Between that and all the damn ticks leaving no walk unspoiled, the longstanding human rush to populate cities at last makes complete sense. Nature? Leave it to the animals. Call me a cab. Let’s order some Chinese, kick back with a few streamed episodes of “I Hate Suzie,” and call it good.

Spurring my complaint is another fateful trip to the dermatologist for my biannual carving. What is this, my fourth flesh removal?

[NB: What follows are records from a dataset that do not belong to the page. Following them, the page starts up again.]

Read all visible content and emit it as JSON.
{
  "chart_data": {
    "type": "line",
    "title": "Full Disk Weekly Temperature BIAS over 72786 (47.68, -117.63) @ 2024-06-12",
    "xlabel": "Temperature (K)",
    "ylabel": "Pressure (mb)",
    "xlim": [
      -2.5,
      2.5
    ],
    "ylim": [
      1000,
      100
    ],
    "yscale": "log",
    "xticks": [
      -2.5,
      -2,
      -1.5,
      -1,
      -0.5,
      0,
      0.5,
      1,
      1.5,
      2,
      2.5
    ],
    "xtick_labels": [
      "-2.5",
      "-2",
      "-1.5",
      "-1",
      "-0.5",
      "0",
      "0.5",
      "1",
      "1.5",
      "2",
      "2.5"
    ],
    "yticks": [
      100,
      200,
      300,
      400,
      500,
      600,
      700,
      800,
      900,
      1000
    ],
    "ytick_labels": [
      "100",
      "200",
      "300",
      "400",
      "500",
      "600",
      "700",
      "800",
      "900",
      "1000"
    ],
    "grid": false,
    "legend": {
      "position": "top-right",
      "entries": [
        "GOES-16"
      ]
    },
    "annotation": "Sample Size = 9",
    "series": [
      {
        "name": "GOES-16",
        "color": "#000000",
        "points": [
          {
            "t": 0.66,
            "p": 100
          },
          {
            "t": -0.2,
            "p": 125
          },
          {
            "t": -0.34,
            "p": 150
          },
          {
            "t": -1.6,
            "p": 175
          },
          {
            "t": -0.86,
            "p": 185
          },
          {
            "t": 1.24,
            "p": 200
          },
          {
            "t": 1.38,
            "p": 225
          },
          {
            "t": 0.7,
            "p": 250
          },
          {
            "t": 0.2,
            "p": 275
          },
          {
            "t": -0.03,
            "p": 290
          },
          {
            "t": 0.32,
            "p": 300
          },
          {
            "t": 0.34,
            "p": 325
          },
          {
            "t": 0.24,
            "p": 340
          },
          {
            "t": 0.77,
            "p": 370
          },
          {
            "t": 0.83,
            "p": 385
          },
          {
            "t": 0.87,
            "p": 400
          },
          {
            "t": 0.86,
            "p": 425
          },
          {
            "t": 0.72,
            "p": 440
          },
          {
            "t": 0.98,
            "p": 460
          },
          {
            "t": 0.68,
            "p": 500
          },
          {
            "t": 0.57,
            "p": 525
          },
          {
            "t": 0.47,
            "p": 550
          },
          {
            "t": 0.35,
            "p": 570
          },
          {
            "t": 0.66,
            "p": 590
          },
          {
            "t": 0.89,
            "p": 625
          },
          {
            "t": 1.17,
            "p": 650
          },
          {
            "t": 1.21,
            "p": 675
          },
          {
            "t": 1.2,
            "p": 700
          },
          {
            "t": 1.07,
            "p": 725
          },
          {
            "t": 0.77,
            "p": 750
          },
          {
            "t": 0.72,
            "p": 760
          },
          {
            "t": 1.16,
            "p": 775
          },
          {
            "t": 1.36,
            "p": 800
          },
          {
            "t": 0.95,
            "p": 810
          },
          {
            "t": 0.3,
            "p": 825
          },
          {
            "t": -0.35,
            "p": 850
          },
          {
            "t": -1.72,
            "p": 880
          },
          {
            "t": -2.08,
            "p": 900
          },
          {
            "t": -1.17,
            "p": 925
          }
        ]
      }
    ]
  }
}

Lifeguarding is at fault. And it wasn’t even real lifeguarding. It was of the poolside variety, just over yonder on the old Abe Katz farm, later the Dune Alpin condo development, where, going strictly by my dubious memory, they thought they could skip hiring lifeguards if they simply built five-foot-deep swimming pools, but they’d been misinformed, hence the mutually reluctant employment of an 18-year-old slacker for a quite pointless job.

Then came the sun. Height of summer. Mid-1980s. A full house. Pool packed. No umbrellas. No shade whatsoever. I’m talking a full eight hours out in it.

What does sunstroke feel like? It felt remarkably like being stoned off your ass.

And that to me is Day Zero, the day I blame for all my subsequent skin problems.

And so, the doctor’s visit. I can see it now, I’ll be like Sylvester Stallone in “Rocky” — “Cut me, Mick,” he says to his cornerman when he can’t see out of one eye. “Cut me.”

The latest blemish isn’t pretty. It looks like Hunter Thompson put his cigarette out against my temple. And when it’s gone, I expect all negative thoughts to go with it, all baseless worries, all ill will, all impure thoughts, at last all physical maladies.

It just hasn’t plopped in the pan yet.